Lucky Charms teaches children the morning cereal habit by combining fantasy (a leprechaun and a rainbow) with a “magically delicious” cereal that contains colorful marshmallow candy. Through the magic of storytelling, commercials teach “It’s okay to have candy for breakfast.”
On A&E’s Biography, even the most complicated lives are reduced to an hour-long magazine-style documentary. On the Scripps networks (Food Network, HGTV, etc.) and on the Discovery networks (Discovery, TLC, etc.), people who do the hard work are cheerful and get along (or charmingly disagreeable); results are always handsome and stories always resolve with clear endings. Homes are remade in an hour; gargantuan machine shop projects are planned, built, tested and launched without serious mishap. We watch these tidy stories because they are nicely packaged and entertaining. We try our best to filter their odd sense of reality, propriety, and proportion. When we watch these stories for a quarter of our waking lives, their skewed reality inevitably affects our perceptions and real life expectations.

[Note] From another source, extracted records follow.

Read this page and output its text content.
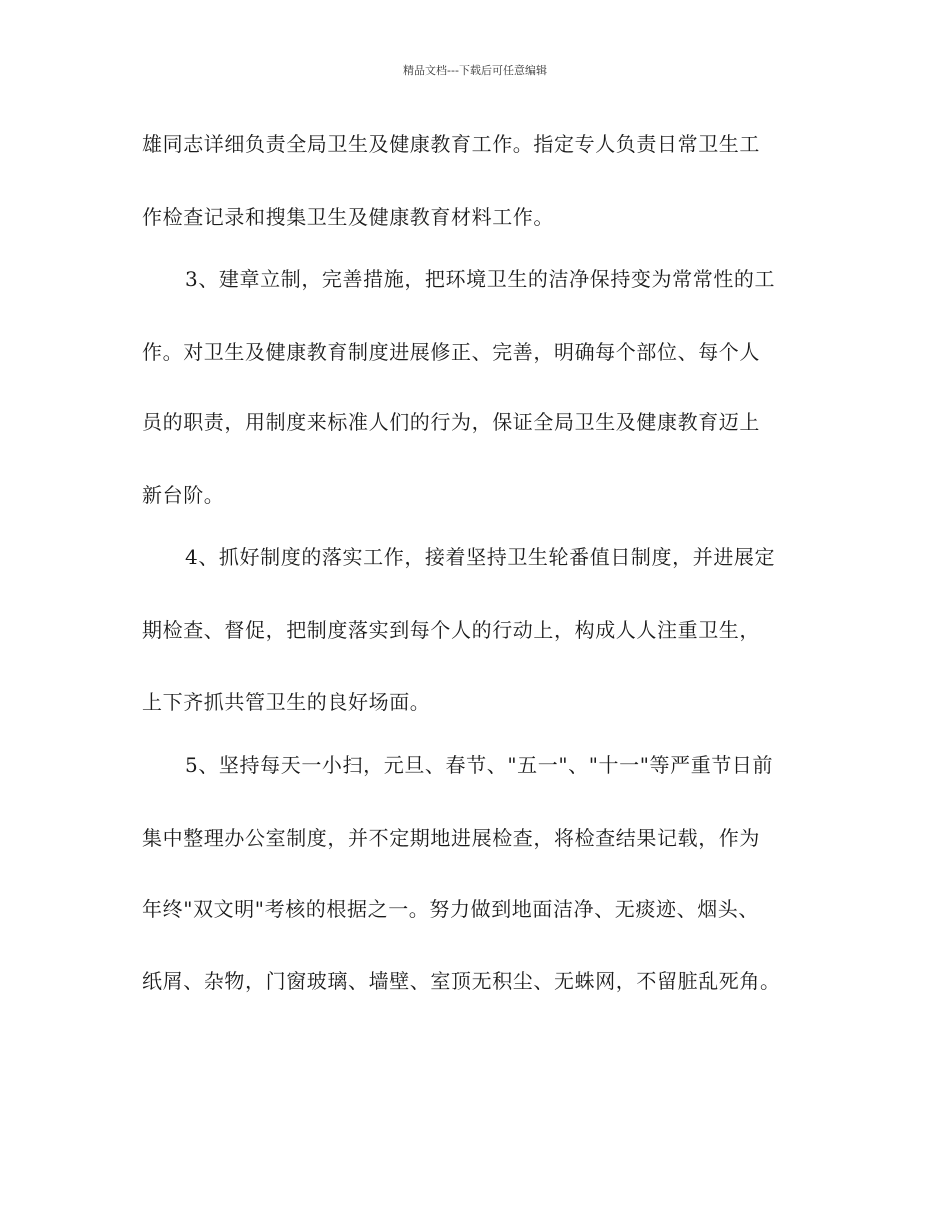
精品文档---下载后可任意编辑
雄同志详细负责全局卫生及健康教育工作。指定专人负责日常卫生工
作检查记录和搜集卫生及健康教育材料工作。
3、建章立制，完善措施，把环境卫生的洁净保持变为常常性的工
作。对卫生及健康教育制度进展修正、完善，明确每个部位、每个人
员的职责，用制度来标准人们的行为，保证全局卫生及健康教育迈上
新台阶。
4、抓好制度的落实工作，接着坚持卫生轮番值日制度，并进展定
期检查、督促，把制度落实到每个人的行动上，构成人人注重卫生，
上下齐抓共管卫生的良好场面。
5、坚持每天一小扫，元旦、春节、"五一"、"十一"等严重节日前
集中整理办公室制度，并不定期地进展检查，将检查结果记载，作为
年终"双文明"考核的根据之一。努力做到地面洁净、无痰迹、烟头、
纸屑、杂物，门窗玻璃、墙壁、室顶无积尘、无蛛网，不留脏乱死角。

For many of us, a nuanced understanding of the American legal system runs as deep as all that we’ve learned from CSI, NYPD Blue, Law & Order, and 11PM newscasts. We know what the bad guys look like, how they behave, and the neighborhoods where criminals lurk because we’ve watched stories about prostitution, drug wars, gangs, random shootings, and arsonists. Our attention is diverted from other crimes or investigations whose stories are complicated, insignificant, or politically sensitive. A good shooting always aces a tangled matrix of corporate or government misbehavior or an exploration of sometimes-contradictory ethical or social concerns. Night after night, week after week, in Philadelphia and in Buffalo, there are stories of bad Black men and their out-of-control gunplay; in Los Angeles and Dallas-Fort Worth, there are stories of bad Latino men and their out-of-control gunplay. We know the bad guys. We know who they are, how they think, and why they ought to be punished.
Stories leave a deep and long-lasting impression, a cumulative impression that operates at a conscious and sub-conscious level. (This is why advertisers buy flights of many commercials over weeks or months--to lay in lots of impressions.) Effects manifest themselves over time. Gradually, moment by moment and year by year, acceptable levels of sexuality, violence, frank adult storylines, graphic images, shorthand messages, and simple-minded stories become the norm. In time, storytelling changes the way we think about our lives. “We become blunted by all of the hype, jolts, shock, information overload, we never even notice the supermodel, even if she is scantily clad.”
It’s rare that a story is as simple as one person shooting another. There are always reasons why: reasons the shooter had the gun in the first place, reasons why the shooter became a shooter, why he or she selected a particular target or no particular target at all. Television has no time for context; in order to keep the viewer’s attention--our attention--they must keep moving, to the next shooter, the next fire, the next human tragedy.